Initially funded by a mix of foundations, companies and the U.S. Forest Service, the program received a multimillion-dollar injection from the Right Now Climate Fund this month, making Amazon its largest supporter. “Amazon’s investment in the Family Forest Carbon Program showcases the significant role family-owned forests can play as a climate mitigation solution,” said Christine Cadigan, director of the program at the American Forest Foundation.

The pilot had an initial goal of partnering with 100 family forest owners, together owning roughly 9,000 acres, by the end of the summer. By 2021, they hoped to roll out a larger pilot, banding together 1,000 landowners across Pennsylvania and expanding into western Maryland and West Virginia. Due to the coronavirus pandemic, however, the mini-pilot has been put temporarily on pause.

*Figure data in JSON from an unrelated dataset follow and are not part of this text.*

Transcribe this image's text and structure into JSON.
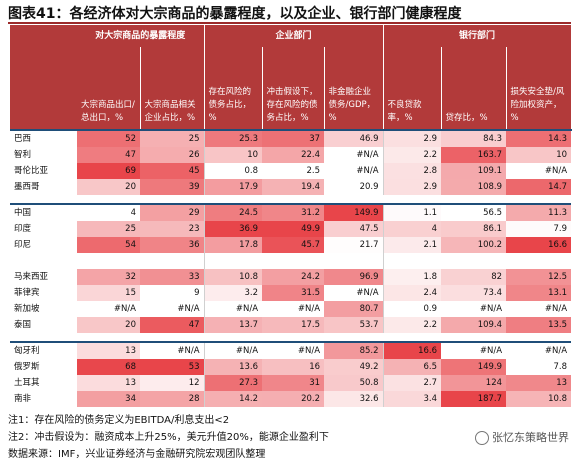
{
  "title": "图表41：各经济体对大宗商品的暴露程度，以及企业、银行部门健康程度",
  "groups": [
    {
      "label": "对大宗商品的暴露程度"
    },
    {
      "label": "企业部门"
    },
    {
      "label": "银行部门"
    }
  ],
  "columns": [
    "大宗商品出口/总出口，%",
    "大宗商品相关企业占比，%",
    "存在风险的债务占比，%",
    "冲击假设下，存在风险的债务占比，%",
    "非金融企业债务/GDP，%",
    "不良贷款率，%",
    "贷存比，%",
    "损失安全垫/风险加权资产，%"
  ],
  "sections": [
    {
      "rows": [
        {
          "name": "巴西",
          "values": [
            "52",
            "25",
            "25.3",
            "37",
            "46.9",
            "2.9",
            "84.3",
            "14.3"
          ]
        },
        {
          "name": "智利",
          "values": [
            "47",
            "26",
            "10",
            "22.4",
            "#N/A",
            "2.2",
            "163.7",
            "10"
          ]
        },
        {
          "name": "哥伦比亚",
          "values": [
            "69",
            "45",
            "0.8",
            "2.5",
            "#N/A",
            "2.8",
            "109.1",
            "#N/A"
          ]
        },
        {
          "name": "墨西哥",
          "values": [
            "20",
            "39",
            "17.9",
            "19.4",
            "20.9",
            "2.9",
            "108.9",
            "14.7"
          ]
        }
      ]
    },
    {
      "rows": [
        {
          "name": "中国",
          "values": [
            "4",
            "29",
            "24.5",
            "31.2",
            "149.9",
            "1.1",
            "56.5",
            "11.3"
          ]
        },
        {
          "name": "印度",
          "values": [
            "25",
            "23",
            "36.9",
            "49.9",
            "47.5",
            "4",
            "86.1",
            "7.9"
          ]
        },
        {
          "name": "印尼",
          "values": [
            "54",
            "36",
            "17.8",
            "45.7",
            "21.7",
            "2.1",
            "100.2",
            "16.6"
          ]
        },
        {
          "name": "",
          "values": [
            "",
            "",
            "",
            "",
            "",
            "",
            "",
            ""
          ]
        },
        {
          "name": "马来西亚",
          "values": [
            "32",
            "33",
            "10.8",
            "24.2",
            "96.9",
            "1.8",
            "82",
            "12.5"
          ]
        },
        {
          "name": "菲律宾",
          "values": [
            "15",
            "9",
            "3.2",
            "31.5",
            "#N/A",
            "2.4",
            "73.4",
            "13.1"
          ]
        },
        {
          "name": "新加坡",
          "values": [
            "#N/A",
            "#N/A",
            "#N/A",
            "#N/A",
            "80.7",
            "0.9",
            "#N/A",
            "#N/A"
          ]
        },
        {
          "name": "泰国",
          "values": [
            "20",
            "47",
            "13.7",
            "17.5",
            "53.7",
            "2.2",
            "109.4",
            "13.5"
          ]
        }
      ]
    },
    {
      "rows": [
        {
          "name": "匈牙利",
          "values": [
            "13",
            "#N/A",
            "#N/A",
            "#N/A",
            "85.2",
            "16.6",
            "#N/A",
            "#N/A"
          ]
        },
        {
          "name": "俄罗斯",
          "values": [
            "68",
            "53",
            "13.6",
            "16",
            "49.2",
            "6.5",
            "149.9",
            "7.8"
          ]
        },
        {
          "name": "土耳其",
          "values": [
            "13",
            "12",
            "27.3",
            "31",
            "50.8",
            "2.7",
            "124",
            "13"
          ]
        },
        {
          "name": "南非",
          "values": [
            "34",
            "28",
            "14.2",
            "20.2",
            "32.6",
            "3.4",
            "187.7",
            "10.8"
          ]
        }
      ]
    }
  ],
  "notes": [
    "注1：存在风险的债务定义为EBITDA/利息支出<2",
    "注2：冲击假设为：融资成本上升25%，美元升值20%，能源企业盈利下",
    "数据来源：IMF，兴业证券经济与金融研究院宏观团队整理"
  ],
  "watermark": "张忆东策略世界",
  "colors": {
    "header": "#b23a3a",
    "accent": "#9b2a2a",
    "separator": "#1f4e79",
    "heat_high": "#e8454a",
    "heat_low": "#fde4e4"
  }
}
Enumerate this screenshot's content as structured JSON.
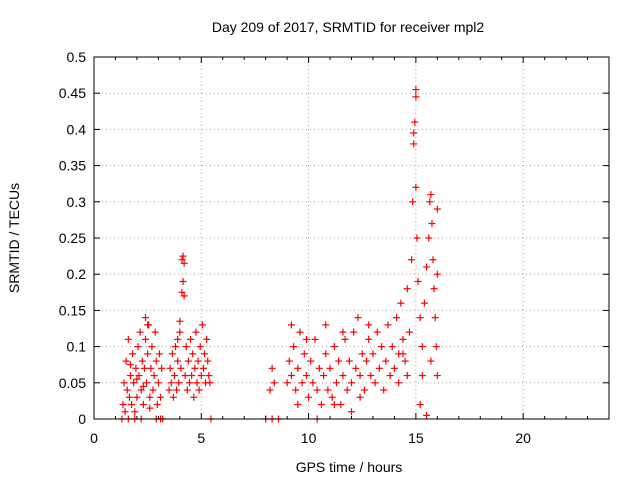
{
  "chart_data": {
    "type": "scatter",
    "title": "Day 209 of 2017, SRMTID for receiver mpl2",
    "xlabel": "GPS time / hours",
    "ylabel": "SRMTID / TECUs",
    "xlim": [
      0,
      24
    ],
    "ylim": [
      0,
      0.5
    ],
    "xticks": [
      0,
      5,
      10,
      15,
      20
    ],
    "xtick_labels": [
      "0",
      "5",
      "10",
      "15",
      "20"
    ],
    "yticks": [
      0,
      0.05,
      0.1,
      0.15,
      0.2,
      0.25,
      0.3,
      0.35,
      0.4,
      0.45,
      0.5
    ],
    "ytick_labels": [
      "0",
      "0.05",
      "0.1",
      "0.15",
      "0.2",
      "0.25",
      "0.3",
      "0.35",
      "0.4",
      "0.45",
      "0.5"
    ],
    "grid": true,
    "marker": "plus",
    "color": "#ff0000",
    "series": [
      {
        "name": "mpl2",
        "points": [
          [
            1.3,
            0.0
          ],
          [
            1.35,
            0.02
          ],
          [
            1.4,
            0.05
          ],
          [
            1.45,
            0.01
          ],
          [
            1.5,
            0.08
          ],
          [
            1.55,
            0.04
          ],
          [
            1.6,
            0.11
          ],
          [
            1.65,
            0.03
          ],
          [
            1.7,
            0.06
          ],
          [
            1.75,
            0.02
          ],
          [
            1.8,
            0.09
          ],
          [
            1.85,
            0.05
          ],
          [
            1.9,
            0.01
          ],
          [
            1.95,
            0.07
          ],
          [
            2.0,
            0.03
          ],
          [
            2.05,
            0.1
          ],
          [
            2.1,
            0.06
          ],
          [
            2.15,
            0.12
          ],
          [
            2.2,
            0.04
          ],
          [
            2.25,
            0.08
          ],
          [
            2.3,
            0.02
          ],
          [
            2.35,
            0.07
          ],
          [
            2.4,
            0.11
          ],
          [
            2.45,
            0.05
          ],
          [
            2.5,
            0.09
          ],
          [
            2.55,
            0.13
          ],
          [
            2.6,
            0.03
          ],
          [
            2.65,
            0.07
          ],
          [
            2.7,
            0.1
          ],
          [
            2.75,
            0.04
          ],
          [
            2.8,
            0.06
          ],
          [
            2.85,
            0.12
          ],
          [
            2.9,
            0.08
          ],
          [
            2.95,
            0.02
          ],
          [
            3.0,
            0.05
          ],
          [
            3.05,
            0.09
          ],
          [
            3.1,
            0.03
          ],
          [
            3.15,
            0.07
          ],
          [
            1.6,
            0.0
          ],
          [
            1.9,
            0.0
          ],
          [
            2.2,
            0.0
          ],
          [
            2.6,
            0.015
          ],
          [
            2.9,
            0.0
          ],
          [
            3.1,
            0.0
          ],
          [
            3.2,
            0.0
          ],
          [
            2.4,
            0.14
          ],
          [
            2.5,
            0.13
          ],
          [
            1.7,
            0.075
          ],
          [
            2.0,
            0.055
          ],
          [
            2.3,
            0.045
          ],
          [
            3.5,
            0.04
          ],
          [
            3.55,
            0.07
          ],
          [
            3.6,
            0.05
          ],
          [
            3.65,
            0.09
          ],
          [
            3.7,
            0.03
          ],
          [
            3.75,
            0.06
          ],
          [
            3.8,
            0.1
          ],
          [
            3.85,
            0.04
          ],
          [
            3.9,
            0.08
          ],
          [
            3.95,
            0.05
          ],
          [
            4.0,
            0.12
          ],
          [
            4.05,
            0.07
          ],
          [
            4.1,
            0.22
          ],
          [
            4.15,
            0.19
          ],
          [
            4.2,
            0.17
          ],
          [
            4.25,
            0.06
          ],
          [
            4.3,
            0.1
          ],
          [
            4.35,
            0.04
          ],
          [
            4.4,
            0.08
          ],
          [
            4.45,
            0.05
          ],
          [
            4.5,
            0.11
          ],
          [
            4.55,
            0.06
          ],
          [
            4.6,
            0.09
          ],
          [
            4.65,
            0.03
          ],
          [
            4.7,
            0.07
          ],
          [
            4.75,
            0.12
          ],
          [
            4.8,
            0.05
          ],
          [
            4.85,
            0.08
          ],
          [
            4.9,
            0.04
          ],
          [
            4.95,
            0.1
          ],
          [
            5.0,
            0.06
          ],
          [
            5.05,
            0.13
          ],
          [
            5.1,
            0.07
          ],
          [
            5.15,
            0.09
          ],
          [
            5.2,
            0.05
          ],
          [
            5.25,
            0.11
          ],
          [
            5.3,
            0.08
          ],
          [
            5.35,
            0.06
          ],
          [
            5.4,
            0.05
          ],
          [
            5.45,
            0.0
          ],
          [
            4.15,
            0.225
          ],
          [
            4.2,
            0.215
          ],
          [
            4.1,
            0.175
          ],
          [
            3.9,
            0.11
          ],
          [
            4.0,
            0.135
          ],
          [
            8.0,
            0.0
          ],
          [
            8.3,
            0.0
          ],
          [
            8.6,
            0.0
          ],
          [
            8.2,
            0.04
          ],
          [
            8.3,
            0.07
          ],
          [
            8.4,
            0.05
          ],
          [
            9.0,
            0.05
          ],
          [
            9.1,
            0.08
          ],
          [
            9.2,
            0.06
          ],
          [
            9.3,
            0.1
          ],
          [
            9.4,
            0.04
          ],
          [
            9.5,
            0.07
          ],
          [
            9.6,
            0.12
          ],
          [
            9.7,
            0.05
          ],
          [
            9.8,
            0.09
          ],
          [
            9.9,
            0.06
          ],
          [
            10.0,
            0.03
          ],
          [
            10.1,
            0.08
          ],
          [
            10.2,
            0.05
          ],
          [
            10.3,
            0.11
          ],
          [
            10.4,
            0.04
          ],
          [
            10.5,
            0.07
          ],
          [
            10.6,
            0.02
          ],
          [
            10.7,
            0.06
          ],
          [
            10.8,
            0.09
          ],
          [
            10.9,
            0.04
          ],
          [
            11.0,
            0.07
          ],
          [
            11.1,
            0.03
          ],
          [
            11.2,
            0.1
          ],
          [
            11.3,
            0.05
          ],
          [
            11.4,
            0.08
          ],
          [
            11.5,
            0.02
          ],
          [
            11.6,
            0.06
          ],
          [
            11.7,
            0.11
          ],
          [
            11.8,
            0.04
          ],
          [
            11.9,
            0.08
          ],
          [
            12.0,
            0.05
          ],
          [
            12.1,
            0.12
          ],
          [
            12.2,
            0.07
          ],
          [
            12.3,
            0.14
          ],
          [
            12.4,
            0.06
          ],
          [
            12.5,
            0.09
          ],
          [
            12.6,
            0.04
          ],
          [
            12.7,
            0.08
          ],
          [
            12.8,
            0.11
          ],
          [
            12.9,
            0.06
          ],
          [
            13.0,
            0.09
          ],
          [
            13.1,
            0.05
          ],
          [
            13.2,
            0.12
          ],
          [
            13.3,
            0.07
          ],
          [
            13.4,
            0.1
          ],
          [
            13.5,
            0.04
          ],
          [
            13.6,
            0.08
          ],
          [
            13.7,
            0.13
          ],
          [
            13.8,
            0.06
          ],
          [
            13.9,
            0.1
          ],
          [
            14.0,
            0.07
          ],
          [
            14.1,
            0.14
          ],
          [
            14.2,
            0.09
          ],
          [
            14.3,
            0.16
          ],
          [
            14.4,
            0.11
          ],
          [
            14.5,
            0.08
          ],
          [
            14.6,
            0.18
          ],
          [
            14.7,
            0.12
          ],
          [
            14.8,
            0.22
          ],
          [
            14.85,
            0.3
          ],
          [
            14.9,
            0.38
          ],
          [
            14.95,
            0.41
          ],
          [
            15.0,
            0.455
          ],
          [
            15.0,
            0.445
          ],
          [
            14.9,
            0.395
          ],
          [
            15.0,
            0.32
          ],
          [
            15.05,
            0.25
          ],
          [
            15.1,
            0.19
          ],
          [
            15.2,
            0.14
          ],
          [
            15.3,
            0.1
          ],
          [
            15.4,
            0.16
          ],
          [
            15.5,
            0.21
          ],
          [
            15.6,
            0.25
          ],
          [
            15.65,
            0.3
          ],
          [
            15.7,
            0.31
          ],
          [
            15.75,
            0.27
          ],
          [
            15.8,
            0.22
          ],
          [
            15.85,
            0.18
          ],
          [
            15.9,
            0.14
          ],
          [
            15.95,
            0.1
          ],
          [
            16.0,
            0.06
          ],
          [
            16.0,
            0.2
          ],
          [
            16.0,
            0.29
          ],
          [
            15.7,
            0.08
          ],
          [
            15.5,
            0.005
          ],
          [
            15.3,
            0.06
          ],
          [
            15.2,
            0.02
          ],
          [
            14.6,
            0.06
          ],
          [
            14.4,
            0.09
          ],
          [
            14.2,
            0.05
          ],
          [
            9.2,
            0.13
          ],
          [
            9.5,
            0.02
          ],
          [
            9.9,
            0.11
          ],
          [
            10.4,
            0.0
          ],
          [
            10.8,
            0.13
          ],
          [
            11.2,
            0.02
          ],
          [
            11.6,
            0.12
          ],
          [
            12.0,
            0.01
          ],
          [
            12.4,
            0.03
          ],
          [
            12.8,
            0.13
          ]
        ]
      }
    ]
  }
}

But even without COVID-19, creating carbon credits is a challenging enterprise. While offsets have become a multibillion-dollar market, they’ve remained a controversial way to mitigate fossil fuel emissions.

One problem is “leakage,” when storing carbon in one area simply leads to it being released in another. For example, while landowners in an offsets program may harvest less timber, the same quantity of wood may just be harvested elsewhere if the demand for wood products doesn’t change. In California, a research paper found that around 80% of the offsets purchased for its statewide carbon program leaked in another location.

Programs must also address permanence. In traditional forest programs, this means offsets are purchased on the premise that the carbon will be sequestered from the atmosphere for at least 100 years. The Family Forest Carbon Program says that while it aims to partner with landowners for shorter contracts, between 10 and 30 years, it plans to have enough landowners participating so that carbon storage will be ongoing across the region, and eventually the nation. If a contract expires with one landowner, other forests will still be under contract or coming under contract.

Still, forests are inherently risky carbon containers, said Barbara Haya, a research fellow for the Berkeley Carbon Trading Project at UC Berkeley. Climate change is causing a tremendous loss of forest carbon. Increasingly frequent and destructive wildfires as well as warmer weather ― which leads to more disease and pest outbreaks, like Brensinger’s gypsy moths ― are destroying huge swaths of forestland.

“Drawing carbon out of the atmosphere with trees is never equal to, and it never truly offsets, our emissions from fossil fuels,” Haya warned. While managing forests for carbon sequestration is something landowners need to do, she said, “it in no way takes the place of reducing our fossil fuel emissions as quickly as we can.”

The less quantifiable value of projects like the Family Forest Carbon Program might lie in their ability to change the way society views forests, from the appraisal of what is removed to the embrace of what an intact forest can offer.

Parrish, the Nature Conservancy official, pointed to the “co-benefits” of carbon sequestration: protecting wildlife habitat for birds, mammals and amphibians; preserving the landscape with edible foraging and conservation hunting; and promoting recreation. These co-benefits can help sustain a forest owner’s dedication to woodland management ― a dedication that Parrish, who manages 150 wooded acres in Pennsylvania, hopes to pass on to his daughters.

“A couple years ago I started thinking about legacy and thinking about when my two girls someday have the property and own it,” said Parrish. “I want to make sure there are more tools around that can help them essentially understand the complexities around forest management and have the right tools to make the right decisions.”